You are a person, and you are not defined by your condition – we don’t reduce our patients down to symptoms and clipboard data, instead, we focus on forging real relationships, and helping you create the kind of support network you need to live your life to the fullest, through treatment options like:

  • Medication
  • Group therapy
  • Psychotherapy
  • Cognitive behavior therapy
  • Antipsychotics

These are all treatment options commonly used for depression, but it’s the way in which they’re applied that matters. Since psychotic depression deals with a particularly volatile and dangerous combination of disorders, treatment has to be calculated, effective, and designed to take thing slow and steadily teach the mind to cope with the disorder and differentiate from what is real and what is not.


SITUATIONAL DEPRESSION

Situational depression, or an adjustment disorder, is basically hallmarked by an inability to cope with a new change. A number of events could qualify as stressful enough to kickstart a situational depression, including:

  • Moving to a new city or country
  • Losing a close family member or friend
  • Forcefully changing careers
  • And so on and so forth

The main characteristic that defines an adjustment disorder as a depression is that its symptoms disrupt your life. That’s the main clincher between being bummed out from a move, and being affected by it to the point that it becomes a psychological problem.

What a Situational Depression Looks Like

An adjustment disorder is typically not as severe or long-lasting as a major/clinical depression, or chronic depression, but still shares a lot of the same symptoms such as:

  • Isolation
  • Heart palpitations
  • Hopelessness
  • Sadness
  • Crying
  • Anxiety
  • Appetite problems

Adjustment disorders are real. They’re not just “acting out”, or comparable to throwing silly tantrums. As professionals in the industry, we’ve seen enough cases to know that situational depression exists, and is a problem that requires professional help. You’re not alone.
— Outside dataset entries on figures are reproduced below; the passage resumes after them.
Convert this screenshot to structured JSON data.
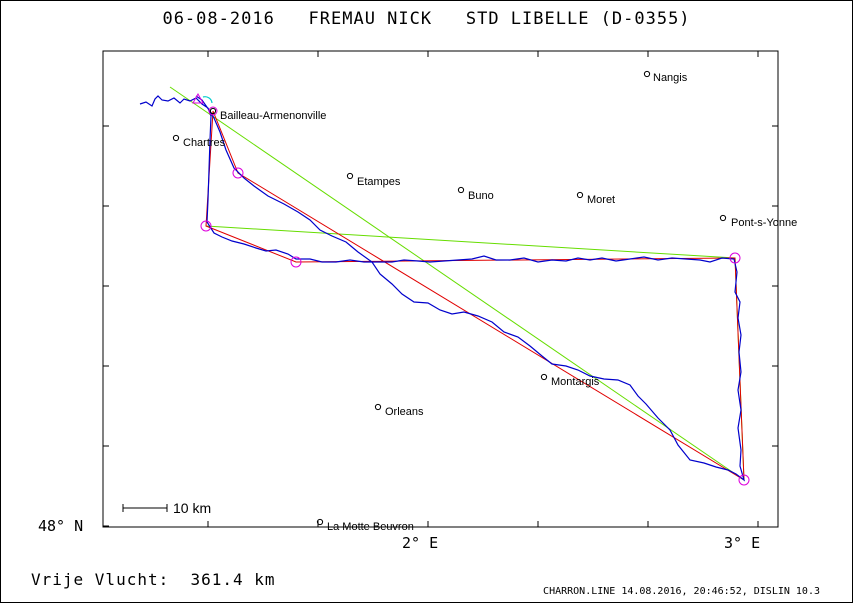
{
  "header": {
    "date": "06-08-2016",
    "pilot": "FREMAU NICK",
    "glider": "STD LIBELLE (D-0355)"
  },
  "footer": {
    "flight_label": "Vrije Vlucht:",
    "distance": "361.4 km",
    "file_info": "CHARRON.LINE 14.08.2016, 20:46:52, DISLIN 10.3"
  },
  "map": {
    "scale_label": "10 km",
    "lat_label": "48° N",
    "lon_labels": [
      "2° E",
      "3° E"
    ],
    "colors": {
      "track": "#0000cc",
      "task": "#e00000",
      "fai": "#66dd00",
      "turnpoint": "#dd00dd",
      "start": "#00cccc"
    },
    "places": [
      {
        "name": "Nangis"
      },
      {
        "name": "Bailleau-Armenonville"
      },
      {
        "name": "Chartres"
      },
      {
        "name": "Etampes"
      },
      {
        "name": "Buno"
      },
      {
        "name": "Moret"
      },
      {
        "name": "Pont-s-Yonne"
      },
      {
        "name": "Montargis"
      },
      {
        "name": "Orleans"
      },
      {
        "name": "La Motte Beuvron"
      }
    ]
  }
}
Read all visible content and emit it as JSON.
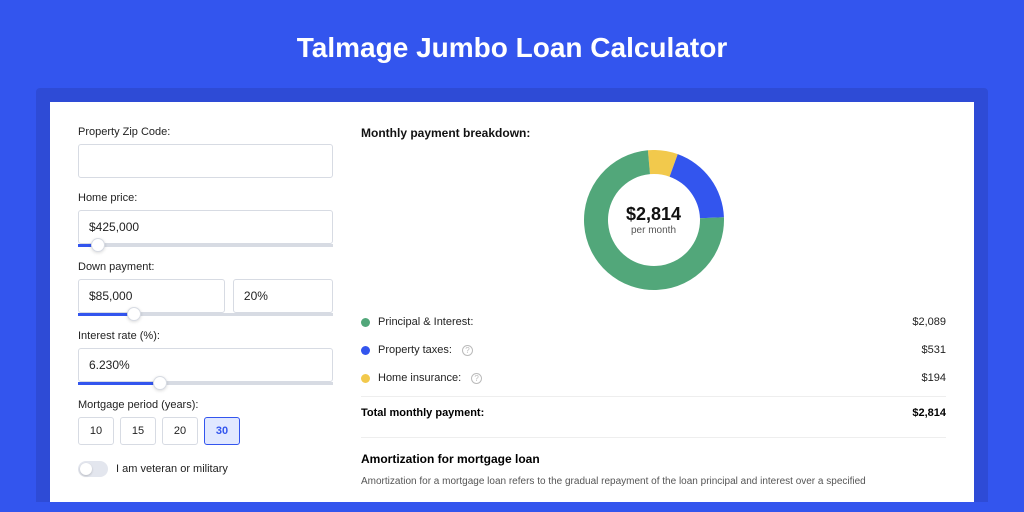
{
  "page_title": "Talmage Jumbo Loan Calculator",
  "colors": {
    "page_bg": "#3355ee",
    "shadow_bg": "#2e4bd6",
    "card_bg": "#ffffff",
    "accent": "#3355ee",
    "border": "#d7dbe3"
  },
  "form": {
    "zip": {
      "label": "Property Zip Code:",
      "value": ""
    },
    "home_price": {
      "label": "Home price:",
      "value": "$425,000",
      "slider_pct": 8
    },
    "down_payment": {
      "label": "Down payment:",
      "amount": "$85,000",
      "percent": "20%",
      "slider_pct": 22
    },
    "interest_rate": {
      "label": "Interest rate (%):",
      "value": "6.230%",
      "slider_pct": 32
    },
    "mortgage_period": {
      "label": "Mortgage period (years):",
      "options": [
        "10",
        "15",
        "20",
        "30"
      ],
      "selected": "30"
    },
    "veteran": {
      "label": "I am veteran or military",
      "checked": false
    }
  },
  "breakdown": {
    "title": "Monthly payment breakdown:",
    "center_amount": "$2,814",
    "center_sub": "per month",
    "items": [
      {
        "label": "Principal & Interest:",
        "value": "$2,089",
        "color": "#52a77a",
        "info": false,
        "numeric": 2089
      },
      {
        "label": "Property taxes:",
        "value": "$531",
        "color": "#3355ee",
        "info": true,
        "numeric": 531
      },
      {
        "label": "Home insurance:",
        "value": "$194",
        "color": "#f2c94c",
        "info": true,
        "numeric": 194
      }
    ],
    "total": {
      "label": "Total monthly payment:",
      "value": "$2,814",
      "numeric": 2814
    },
    "donut": {
      "size": 140,
      "thickness": 24,
      "bg": "#ffffff"
    }
  },
  "amortization": {
    "title": "Amortization for mortgage loan",
    "text": "Amortization for a mortgage loan refers to the gradual repayment of the loan principal and interest over a specified"
  }
}
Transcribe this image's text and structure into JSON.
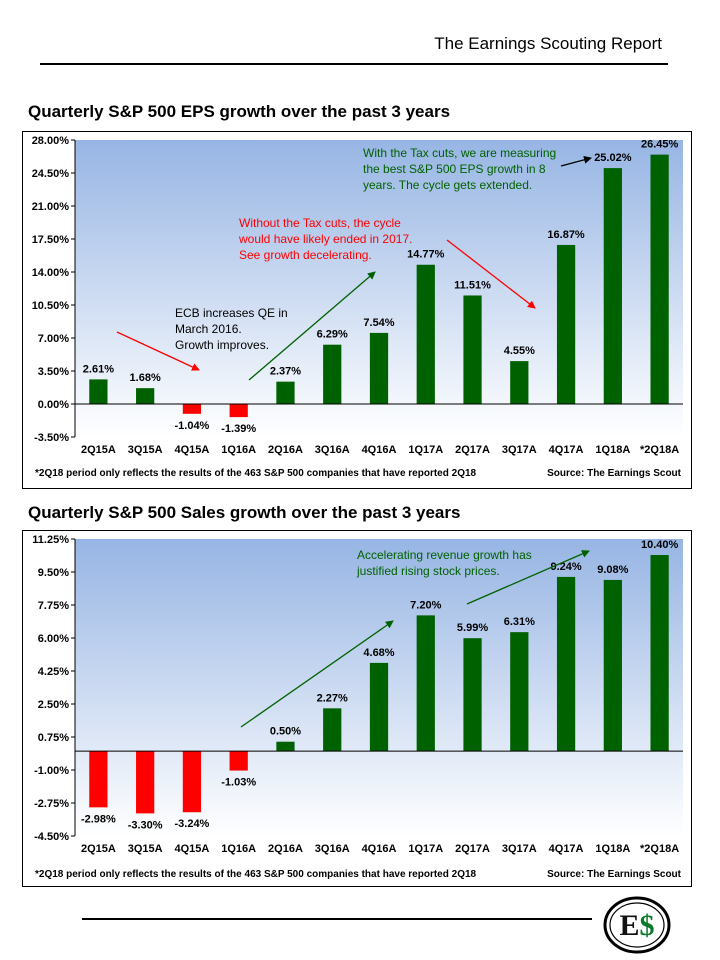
{
  "header": {
    "title": "The Earnings Scouting Report"
  },
  "logo": {
    "text": "E$"
  },
  "chart_data": [
    {
      "type": "bar",
      "title": "Quarterly S&P 500 EPS growth over the past 3 years",
      "categories": [
        "2Q15A",
        "3Q15A",
        "4Q15A",
        "1Q16A",
        "2Q16A",
        "3Q16A",
        "4Q16A",
        "1Q17A",
        "2Q17A",
        "3Q17A",
        "4Q17A",
        "1Q18A",
        "*2Q18A"
      ],
      "values": [
        2.61,
        1.68,
        -1.04,
        -1.39,
        2.37,
        6.29,
        7.54,
        14.77,
        11.51,
        4.55,
        16.87,
        25.02,
        26.45
      ],
      "value_labels": [
        "2.61%",
        "1.68%",
        "-1.04%",
        "-1.39%",
        "2.37%",
        "6.29%",
        "7.54%",
        "14.77%",
        "11.51%",
        "4.55%",
        "16.87%",
        "25.02%",
        "26.45%"
      ],
      "yticks": [
        "28.00%",
        "24.50%",
        "21.00%",
        "17.50%",
        "14.00%",
        "10.50%",
        "7.00%",
        "3.50%",
        "0.00%",
        "-3.50%"
      ],
      "ylim": [
        -3.5,
        28
      ],
      "positive_color": "#006100",
      "negative_color": "#ff0000",
      "footnote": "*2Q18 period  only reflects the results of the 463 S&P 500 companies  that have reported  2Q18",
      "source": "Source: The Earnings Scout",
      "annotations": [
        {
          "lines": [
            "With the Tax cuts, we are measuring",
            "the best S&P 500 EPS growth  in 8",
            "years. The cycle gets extended."
          ],
          "color": "#006100"
        },
        {
          "lines": [
            "Without the Tax cuts, the cycle",
            "would have likely ended in 2017.",
            "See growth decelerating."
          ],
          "color": "#ff0000"
        },
        {
          "lines": [
            "ECB increases QE in",
            "March 2016.",
            "Growth improves."
          ],
          "color": "#000000"
        }
      ],
      "grid": false
    },
    {
      "type": "bar",
      "title": "Quarterly S&P 500 Sales growth over the past 3 years",
      "categories": [
        "2Q15A",
        "3Q15A",
        "4Q15A",
        "1Q16A",
        "2Q16A",
        "3Q16A",
        "4Q16A",
        "1Q17A",
        "2Q17A",
        "3Q17A",
        "4Q17A",
        "1Q18A",
        "*2Q18A"
      ],
      "values": [
        -2.98,
        -3.3,
        -3.24,
        -1.03,
        0.5,
        2.27,
        4.68,
        7.2,
        5.99,
        6.31,
        9.24,
        9.08,
        10.4
      ],
      "value_labels": [
        "-2.98%",
        "-3.30%",
        "-3.24%",
        "-1.03%",
        "0.50%",
        "2.27%",
        "4.68%",
        "7.20%",
        "5.99%",
        "6.31%",
        "9.24%",
        "9.08%",
        "10.40%"
      ],
      "yticks": [
        "11.25%",
        "9.50%",
        "7.75%",
        "6.00%",
        "4.25%",
        "2.50%",
        "0.75%",
        "-1.00%",
        "-2.75%",
        "-4.50%"
      ],
      "ylim": [
        -4.5,
        11.25
      ],
      "positive_color": "#006100",
      "negative_color": "#ff0000",
      "footnote": "*2Q18 period  only reflects the results of the 463 S&P 500 companies  that have reported  2Q18",
      "source": "Source: The Earnings Scout",
      "annotations": [
        {
          "lines": [
            "Accelerating revenue  growth has",
            "justified rising stock prices."
          ],
          "color": "#006100"
        }
      ],
      "grid": false
    }
  ]
}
Treating Situational Depression

We’re passionate about ensuring that every case gets the treatment it needs and deserves. And that’s not just some cheesy marketing copy – it’s our sincere mission. With adjustment disorders, their coping nature means that undergoing treatment for a single case can prepare you and teach you to cope with the symptoms if they reoccur after some other major event. An adjustment disorder can be combated and overcome with treatment like:

  • Group therapy
  • Psychotherapy
  • Anti-anxiety medication
  • Mood stabilizers

We don’t rely on the efficacy of any one handful of treatments to help you out – we mold each and every plan around the individual, and no two cases are exactly alike, especially given the many complex stressors that can cause an adjustment disorder. But it’s up to you to take the first step.

We at Vantage Point treat depression very seriously – but first and foremost, we recognize the most important thing in a case: you. Your needs and your preferences are taken into consideration first and foremost. We can’t tell you what’ll work for you before you try it – but what we can promise you, is that together, we’ll find a way for you to cope with your disorder and live above and beyond the symptoms of your depression. You’ll be able to love, live, and lust, with the full passion of someone who is grateful to be alive.